Alopecia Areata and Airport Security

Ugh, we’re back home. Traveling home through airport security with alopecia areata was a little different. It seemed more hectic. I miss Alabama. It was a more leisurely pace, yet things got done. Today, I’m totally unmotivated to do anything.

Well, you know how you have to go through the TSA Security Checkpoint before you can get to your gate? Some airports seem to take it more seriously, others are like “meh”. The TSA website says they aim to be unpredictable and evolving.

The checkpoint agents at Pensacola, FL airport were chiefly police officers. It was completely different from Milwaukee, with civilian agents and sheriff’s deputies patrolling.

Airport Security with Hair Loss

So it gets to be my turn at airport security. I show my ID and my ticket. In my ID photo, I have blonde hair to my shoulders. Obviously, I have no hair now, and I’m wearing a chemo cap. The guy handling my ID does a double take. He seems unsure whether to accept the identification. I’m thinking in my head, “Yeah, I have no hair, want to do another double take?” But I stay quiet.
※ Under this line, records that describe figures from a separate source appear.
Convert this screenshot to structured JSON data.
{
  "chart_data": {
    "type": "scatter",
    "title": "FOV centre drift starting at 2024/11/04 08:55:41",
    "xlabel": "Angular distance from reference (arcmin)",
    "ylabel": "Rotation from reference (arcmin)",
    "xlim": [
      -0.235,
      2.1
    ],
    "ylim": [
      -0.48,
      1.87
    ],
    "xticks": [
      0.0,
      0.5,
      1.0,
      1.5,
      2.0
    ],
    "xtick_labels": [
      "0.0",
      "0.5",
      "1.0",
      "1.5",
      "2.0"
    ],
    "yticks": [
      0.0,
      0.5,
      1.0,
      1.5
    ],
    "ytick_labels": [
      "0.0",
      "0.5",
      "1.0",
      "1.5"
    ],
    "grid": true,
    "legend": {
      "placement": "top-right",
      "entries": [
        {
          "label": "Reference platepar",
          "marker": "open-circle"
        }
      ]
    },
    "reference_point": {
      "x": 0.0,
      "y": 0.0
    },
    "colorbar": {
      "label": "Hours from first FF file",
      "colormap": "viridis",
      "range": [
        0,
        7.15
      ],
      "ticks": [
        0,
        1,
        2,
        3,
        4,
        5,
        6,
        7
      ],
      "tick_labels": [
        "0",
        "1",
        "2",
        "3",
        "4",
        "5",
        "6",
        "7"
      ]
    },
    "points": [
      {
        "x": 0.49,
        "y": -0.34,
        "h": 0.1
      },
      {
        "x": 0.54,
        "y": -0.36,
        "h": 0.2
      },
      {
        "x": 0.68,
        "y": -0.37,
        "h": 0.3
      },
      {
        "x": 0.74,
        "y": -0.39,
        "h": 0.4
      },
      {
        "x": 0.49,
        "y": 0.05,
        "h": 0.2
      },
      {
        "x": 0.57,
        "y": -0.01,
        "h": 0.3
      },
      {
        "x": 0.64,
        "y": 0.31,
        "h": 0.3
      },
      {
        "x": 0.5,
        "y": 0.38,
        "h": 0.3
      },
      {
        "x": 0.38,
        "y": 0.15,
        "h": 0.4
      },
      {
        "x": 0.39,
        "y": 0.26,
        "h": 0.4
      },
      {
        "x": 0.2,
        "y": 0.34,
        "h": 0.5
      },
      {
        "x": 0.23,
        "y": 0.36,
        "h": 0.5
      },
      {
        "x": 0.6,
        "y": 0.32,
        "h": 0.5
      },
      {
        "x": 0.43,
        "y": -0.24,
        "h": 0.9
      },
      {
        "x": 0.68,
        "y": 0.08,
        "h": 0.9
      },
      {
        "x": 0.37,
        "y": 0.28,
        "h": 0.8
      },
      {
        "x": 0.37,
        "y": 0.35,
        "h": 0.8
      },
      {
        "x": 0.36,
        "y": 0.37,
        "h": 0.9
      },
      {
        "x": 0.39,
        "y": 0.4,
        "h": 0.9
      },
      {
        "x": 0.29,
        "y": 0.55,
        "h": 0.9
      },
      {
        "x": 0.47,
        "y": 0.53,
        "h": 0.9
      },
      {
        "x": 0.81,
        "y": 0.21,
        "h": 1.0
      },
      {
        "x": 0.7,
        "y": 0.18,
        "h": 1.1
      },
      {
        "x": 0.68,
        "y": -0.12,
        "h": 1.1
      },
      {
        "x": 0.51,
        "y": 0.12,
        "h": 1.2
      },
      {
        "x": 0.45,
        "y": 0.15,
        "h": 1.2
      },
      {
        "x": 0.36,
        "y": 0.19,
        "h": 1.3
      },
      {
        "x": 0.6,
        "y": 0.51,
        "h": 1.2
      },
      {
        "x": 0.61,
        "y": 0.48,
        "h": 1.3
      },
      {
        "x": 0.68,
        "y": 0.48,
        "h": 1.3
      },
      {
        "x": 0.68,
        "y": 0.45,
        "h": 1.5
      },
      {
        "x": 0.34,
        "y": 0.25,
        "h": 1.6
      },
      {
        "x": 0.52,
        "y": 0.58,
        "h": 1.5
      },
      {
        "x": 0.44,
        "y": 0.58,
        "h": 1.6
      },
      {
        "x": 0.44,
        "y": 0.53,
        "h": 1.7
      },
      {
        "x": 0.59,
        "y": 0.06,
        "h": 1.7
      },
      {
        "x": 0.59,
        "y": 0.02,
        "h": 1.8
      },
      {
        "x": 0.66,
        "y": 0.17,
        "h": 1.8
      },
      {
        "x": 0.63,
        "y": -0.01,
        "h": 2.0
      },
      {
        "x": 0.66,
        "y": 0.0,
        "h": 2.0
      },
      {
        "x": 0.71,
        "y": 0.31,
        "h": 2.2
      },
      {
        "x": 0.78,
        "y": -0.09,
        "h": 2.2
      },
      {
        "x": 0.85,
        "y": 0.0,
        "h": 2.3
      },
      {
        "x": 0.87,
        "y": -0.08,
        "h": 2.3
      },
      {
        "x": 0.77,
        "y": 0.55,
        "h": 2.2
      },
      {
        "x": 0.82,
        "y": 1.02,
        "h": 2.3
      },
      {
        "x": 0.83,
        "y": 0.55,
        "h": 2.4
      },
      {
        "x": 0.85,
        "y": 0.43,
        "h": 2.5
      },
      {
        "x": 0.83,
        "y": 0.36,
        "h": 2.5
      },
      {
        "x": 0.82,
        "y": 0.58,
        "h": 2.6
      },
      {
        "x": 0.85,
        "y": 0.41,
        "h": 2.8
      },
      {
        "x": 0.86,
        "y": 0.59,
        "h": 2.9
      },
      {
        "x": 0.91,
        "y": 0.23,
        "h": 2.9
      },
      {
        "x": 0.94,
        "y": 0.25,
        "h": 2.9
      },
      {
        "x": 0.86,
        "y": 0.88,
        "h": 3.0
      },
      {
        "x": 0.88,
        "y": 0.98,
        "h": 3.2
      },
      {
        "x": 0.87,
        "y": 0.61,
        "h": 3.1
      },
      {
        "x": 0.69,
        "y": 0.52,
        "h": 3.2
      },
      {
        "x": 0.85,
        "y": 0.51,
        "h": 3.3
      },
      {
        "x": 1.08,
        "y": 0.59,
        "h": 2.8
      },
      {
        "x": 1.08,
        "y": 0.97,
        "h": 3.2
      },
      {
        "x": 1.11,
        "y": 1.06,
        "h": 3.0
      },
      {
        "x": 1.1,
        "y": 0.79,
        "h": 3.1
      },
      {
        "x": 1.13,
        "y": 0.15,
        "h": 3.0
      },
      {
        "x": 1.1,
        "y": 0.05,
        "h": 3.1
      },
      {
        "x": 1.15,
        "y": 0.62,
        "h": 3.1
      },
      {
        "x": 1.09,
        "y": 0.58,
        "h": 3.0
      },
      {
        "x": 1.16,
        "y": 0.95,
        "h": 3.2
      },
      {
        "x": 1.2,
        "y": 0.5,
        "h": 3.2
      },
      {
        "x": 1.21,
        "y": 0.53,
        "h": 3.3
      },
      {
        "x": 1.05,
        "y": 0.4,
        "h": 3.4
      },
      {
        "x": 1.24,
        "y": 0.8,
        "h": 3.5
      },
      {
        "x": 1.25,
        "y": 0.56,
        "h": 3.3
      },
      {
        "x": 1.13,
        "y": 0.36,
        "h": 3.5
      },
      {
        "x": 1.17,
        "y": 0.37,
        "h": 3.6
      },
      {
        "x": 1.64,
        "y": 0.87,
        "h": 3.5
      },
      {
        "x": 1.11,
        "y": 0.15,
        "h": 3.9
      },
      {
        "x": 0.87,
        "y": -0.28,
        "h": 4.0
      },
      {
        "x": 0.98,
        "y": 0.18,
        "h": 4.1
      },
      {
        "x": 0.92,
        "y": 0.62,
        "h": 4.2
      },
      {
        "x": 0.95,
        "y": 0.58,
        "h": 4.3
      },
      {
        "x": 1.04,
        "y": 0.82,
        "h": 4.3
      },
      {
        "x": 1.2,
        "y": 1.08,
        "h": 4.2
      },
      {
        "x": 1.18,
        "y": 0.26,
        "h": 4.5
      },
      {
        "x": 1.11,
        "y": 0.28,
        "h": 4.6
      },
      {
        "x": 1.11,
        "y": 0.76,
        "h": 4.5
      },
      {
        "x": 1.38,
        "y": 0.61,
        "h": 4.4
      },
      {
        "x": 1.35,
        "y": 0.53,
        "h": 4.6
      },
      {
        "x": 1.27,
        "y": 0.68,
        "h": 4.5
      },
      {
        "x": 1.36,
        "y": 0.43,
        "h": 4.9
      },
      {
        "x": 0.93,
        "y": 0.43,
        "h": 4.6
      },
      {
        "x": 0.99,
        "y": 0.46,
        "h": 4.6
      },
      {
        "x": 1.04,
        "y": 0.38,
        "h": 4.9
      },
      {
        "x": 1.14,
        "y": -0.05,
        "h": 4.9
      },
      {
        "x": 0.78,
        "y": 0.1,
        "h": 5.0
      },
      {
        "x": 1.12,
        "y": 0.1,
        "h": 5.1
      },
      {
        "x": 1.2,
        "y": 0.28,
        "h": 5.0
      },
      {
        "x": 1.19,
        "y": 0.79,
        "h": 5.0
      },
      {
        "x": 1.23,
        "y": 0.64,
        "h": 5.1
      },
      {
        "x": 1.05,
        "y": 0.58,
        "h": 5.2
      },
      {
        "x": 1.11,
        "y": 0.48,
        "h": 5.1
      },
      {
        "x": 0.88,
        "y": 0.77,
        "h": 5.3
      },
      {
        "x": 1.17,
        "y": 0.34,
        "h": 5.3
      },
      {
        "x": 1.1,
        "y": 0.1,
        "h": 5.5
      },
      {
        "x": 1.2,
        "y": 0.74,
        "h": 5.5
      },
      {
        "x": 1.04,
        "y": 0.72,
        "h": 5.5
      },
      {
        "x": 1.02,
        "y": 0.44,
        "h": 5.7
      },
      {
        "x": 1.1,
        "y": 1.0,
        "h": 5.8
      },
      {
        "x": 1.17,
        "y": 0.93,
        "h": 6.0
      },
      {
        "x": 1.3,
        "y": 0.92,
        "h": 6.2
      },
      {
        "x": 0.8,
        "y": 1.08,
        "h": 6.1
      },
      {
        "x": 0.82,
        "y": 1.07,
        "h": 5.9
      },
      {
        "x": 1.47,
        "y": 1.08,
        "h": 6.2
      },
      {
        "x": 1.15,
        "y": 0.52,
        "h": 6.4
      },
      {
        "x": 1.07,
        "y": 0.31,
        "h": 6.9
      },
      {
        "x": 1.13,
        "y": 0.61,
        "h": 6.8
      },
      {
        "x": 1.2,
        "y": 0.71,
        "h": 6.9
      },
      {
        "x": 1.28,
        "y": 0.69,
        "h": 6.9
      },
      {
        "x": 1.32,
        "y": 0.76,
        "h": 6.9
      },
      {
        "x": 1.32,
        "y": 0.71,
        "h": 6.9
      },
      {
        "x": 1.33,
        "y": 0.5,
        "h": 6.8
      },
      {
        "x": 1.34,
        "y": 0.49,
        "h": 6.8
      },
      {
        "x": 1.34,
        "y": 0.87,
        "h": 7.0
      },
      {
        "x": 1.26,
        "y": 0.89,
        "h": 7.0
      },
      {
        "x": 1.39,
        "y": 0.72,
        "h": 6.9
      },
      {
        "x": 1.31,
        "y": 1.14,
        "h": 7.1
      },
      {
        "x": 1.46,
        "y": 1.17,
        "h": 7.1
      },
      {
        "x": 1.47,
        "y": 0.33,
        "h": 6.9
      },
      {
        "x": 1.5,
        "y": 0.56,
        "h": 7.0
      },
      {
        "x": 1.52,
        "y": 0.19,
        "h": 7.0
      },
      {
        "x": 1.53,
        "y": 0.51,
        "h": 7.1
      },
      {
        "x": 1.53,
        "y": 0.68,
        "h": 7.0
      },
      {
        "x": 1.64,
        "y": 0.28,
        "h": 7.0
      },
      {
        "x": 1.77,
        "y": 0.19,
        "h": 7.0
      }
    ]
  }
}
After what seems like a long minute (the whole thing was probably 30 seconds), he hands me back my stuff and lets me go.

This was a direct, face-to-face, obvious second look. I’m not saying it was wrong of him. Surely he was simply doing his airport security job. However, it was all over his face. It was a bit jarring, I mean, I actually had not paid attention to people’s reactions to my alopecia areata before. Maybe there were double takes everywhere I went – in airports, stores, out and about.

The reminder by the TSA also happened while being surrounded by gorgeous blonde-haired girls from the states of Florida/Alabama.

It is a security checkpoint. If he needed to ask extra questions, I would have been willing to respond. We want to fly safely.

But then I moved on, because we got to our gate, and it was packed. Blah. Full flight. Bad weather. Layover was 45 minutes, then transfer to another full flight, really bad weather. However, I never saw or felt the bad weather. The pilot hustled. He went full speed and the in-flight app said we flew almost the entire way above 50,000 feet. I don’t think I have ever been that high for so long. Isn’t it usually around 35,000 feet? We arrived 20 minutes late, but under the length of the scheduled flight time. Flight takes an hour and 20 minutes, he got it done in an hour.